Given that they also appear on that lovely Ma Fleur album by Cinematic Orchestra (which was also an Elsewhere favourite last year) and have toured with the likes of John Cale and had a track in a recent episode of Grey's Anatomy you'd think reviewers here would have been crawling over themselves to get a copy of this one.
But apparently not, it seems. Patrick Watson should appeal to the more chipper end of the Arcade Fire demographic as they make great heartfelt and dramatic pop, but also manage to get intimate.

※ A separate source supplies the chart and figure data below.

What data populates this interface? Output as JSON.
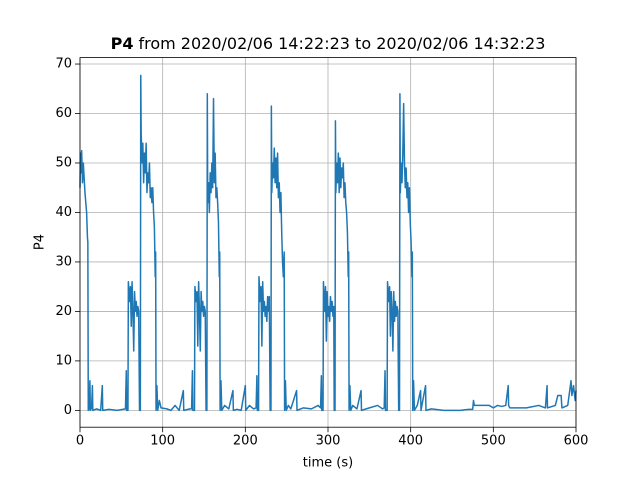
{
  "chart_data": {
    "type": "line",
    "title": {
      "bold": "P4",
      "rest": "from 2020/02/06 14:22:23 to 2020/02/06 14:32:23"
    },
    "xlabel": "time (s)",
    "ylabel": "P4",
    "xlim": [
      0,
      600
    ],
    "xticks": [
      0,
      100,
      200,
      300,
      400,
      500,
      600
    ],
    "ylim": [
      -3.4,
      71.3
    ],
    "yticks": [
      0,
      10,
      20,
      30,
      40,
      50,
      60,
      70
    ],
    "grid": true,
    "series": [
      {
        "color": "#1f77b4",
        "x": [
          0,
          0.5,
          1,
          2,
          3,
          4,
          5,
          6,
          7,
          8,
          9,
          9.5,
          10,
          11,
          12,
          12.5,
          14,
          15,
          15.5,
          20,
          25,
          27,
          27.5,
          35,
          45,
          55,
          56,
          56.5,
          58,
          58.5,
          60,
          61,
          62,
          63,
          64,
          65,
          66,
          67,
          68,
          69,
          70,
          71,
          72,
          73,
          73.5,
          74,
          75,
          76,
          77,
          78,
          79,
          80,
          81,
          82,
          83,
          84,
          85,
          86,
          87,
          88,
          89,
          90,
          91,
          91.5,
          92,
          93,
          94,
          96,
          98,
          105,
          110,
          115,
          120,
          125,
          125.5,
          133,
          135,
          136,
          136.5,
          138.5,
          139,
          140.5,
          141.5,
          142.5,
          143.5,
          144.5,
          145.5,
          146.5,
          147.5,
          148.5,
          149.5,
          150.5,
          151.5,
          152.5,
          153.5,
          154,
          154.5,
          155.5,
          156.5,
          157.5,
          158.5,
          159.5,
          160.5,
          161.5,
          162.5,
          163.5,
          164.5,
          165.5,
          166.5,
          167.5,
          168.5,
          169,
          169.5,
          170.5,
          171.5,
          175,
          180,
          185,
          185.5,
          190,
          195,
          200,
          200.5,
          205,
          210,
          213,
          214,
          214.5,
          216,
          216.5,
          218,
          219,
          220,
          221,
          222,
          223,
          224,
          225,
          226,
          227,
          228,
          229,
          230,
          231,
          231.5,
          232,
          233,
          234,
          235,
          236,
          237,
          238,
          239,
          240,
          241,
          242,
          243,
          244,
          245,
          246,
          247,
          247.5,
          248.5,
          249.5,
          252,
          255,
          262,
          262.5,
          270,
          280,
          288,
          291,
          292,
          292.5,
          294,
          294.5,
          296,
          297,
          298,
          299,
          300,
          301,
          302,
          303,
          304,
          305,
          306,
          307,
          307.5,
          308.5,
          309,
          309.5,
          310.5,
          311.5,
          312.5,
          313.5,
          314.5,
          315.5,
          316.5,
          317.5,
          318.5,
          319.5,
          320.5,
          321.5,
          322.5,
          323.5,
          324.5,
          325,
          325.5,
          326.5,
          327.5,
          330,
          335,
          340,
          340.5,
          350,
          360,
          366,
          368,
          369,
          369.5,
          371.5,
          372,
          373.5,
          374.5,
          375.5,
          376.5,
          377.5,
          378.5,
          379.5,
          380.5,
          381.5,
          382.5,
          383.5,
          384.5,
          385.5,
          386.5,
          387,
          387.5,
          388.5,
          389.5,
          390.5,
          391.5,
          392.5,
          393.5,
          394.5,
          395.5,
          396.5,
          397.5,
          398.5,
          399.5,
          400.5,
          401.5,
          402,
          402.5,
          403.5,
          404.5,
          408,
          412,
          412.5,
          418,
          418.5,
          425,
          440,
          460,
          470,
          475,
          476,
          477,
          485,
          495,
          500,
          505,
          510,
          515,
          518,
          518.5,
          520,
          540,
          555,
          563,
          565,
          565.5,
          575,
          578,
          582,
          583,
          590,
          594,
          595,
          597,
          599,
          600
        ],
        "values": [
          45,
          52,
          48,
          52.5,
          46,
          50,
          47,
          44,
          42,
          40,
          35,
          34,
          0,
          0.3,
          6,
          0,
          0.5,
          5,
          0,
          0.3,
          0,
          5,
          0,
          0.2,
          0,
          0.3,
          8,
          0,
          0,
          26,
          22,
          25,
          17,
          26,
          20,
          12,
          24,
          20,
          22,
          19,
          21,
          20,
          0,
          0,
          67.7,
          56,
          50,
          54,
          46,
          52,
          48,
          54,
          44,
          48,
          46,
          50,
          43,
          45,
          42,
          45,
          40,
          37,
          27,
          32,
          0,
          5,
          0,
          2,
          0.5,
          0.3,
          0,
          1,
          0,
          4,
          0,
          0.3,
          0.3,
          8,
          0,
          0,
          25,
          22,
          24,
          13,
          26,
          20,
          12,
          24,
          20,
          22,
          19,
          21,
          20,
          0,
          0,
          64,
          42,
          46,
          40,
          48,
          44,
          50,
          45,
          63,
          46,
          52,
          43,
          45,
          42,
          38,
          27,
          32,
          0,
          6,
          0,
          1,
          0.3,
          4,
          0,
          0.2,
          0,
          5,
          0,
          1,
          0.3,
          0.5,
          7,
          0,
          0,
          27,
          22,
          25,
          13,
          26,
          20,
          22,
          19,
          21,
          18,
          23,
          20,
          23,
          0,
          0,
          61.5,
          44,
          50,
          47,
          53,
          46,
          51,
          45,
          52,
          43,
          46,
          40,
          44,
          36,
          30,
          27,
          32,
          0,
          6,
          0,
          1,
          0.3,
          4,
          0,
          0.5,
          0.3,
          1,
          0.5,
          7,
          0,
          0,
          26,
          20,
          25,
          14,
          24,
          19,
          21,
          18,
          23,
          20,
          22,
          19,
          21,
          0,
          0,
          58.5,
          44,
          50,
          46,
          52,
          44,
          51,
          45,
          49,
          47,
          50,
          43,
          46,
          42,
          40,
          36,
          27,
          32,
          0,
          5,
          0,
          1,
          0.3,
          4,
          0,
          0.5,
          1,
          0.3,
          0.5,
          8,
          0,
          0,
          26,
          22,
          25,
          15,
          24,
          20,
          12,
          24,
          18,
          22,
          19,
          21,
          20,
          0,
          0,
          64,
          44,
          50,
          46,
          52,
          62,
          50,
          45,
          49,
          43,
          46,
          40,
          45,
          38,
          34,
          27,
          32,
          0,
          6,
          0,
          1,
          4,
          0,
          5,
          0,
          0.3,
          0,
          0,
          0.2,
          0.2,
          2,
          1,
          1,
          1,
          0.5,
          1,
          0.8,
          1,
          5,
          1,
          0.5,
          0.5,
          1,
          0.5,
          5,
          0.5,
          1,
          3,
          3,
          0.5,
          1,
          6,
          3,
          5,
          2,
          4
        ]
      }
    ]
  }
}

Singer Watson not only invites comparisons with Jeff Buckley but it would be fair to say that sometimes you couldn't tell them apart. He has a powerful and emotional upper register and writes songs which don't grip immediately but just keep coming back to you.
This strong, diverse and quite astonishing album will obviously have detractors who can't hear past the Buckley or Rufus Wainwright connections -- but that shouldn't put you off checking out this one.
After all can the critics/writers/radio people on the jury of the Polaris award be that far wrong?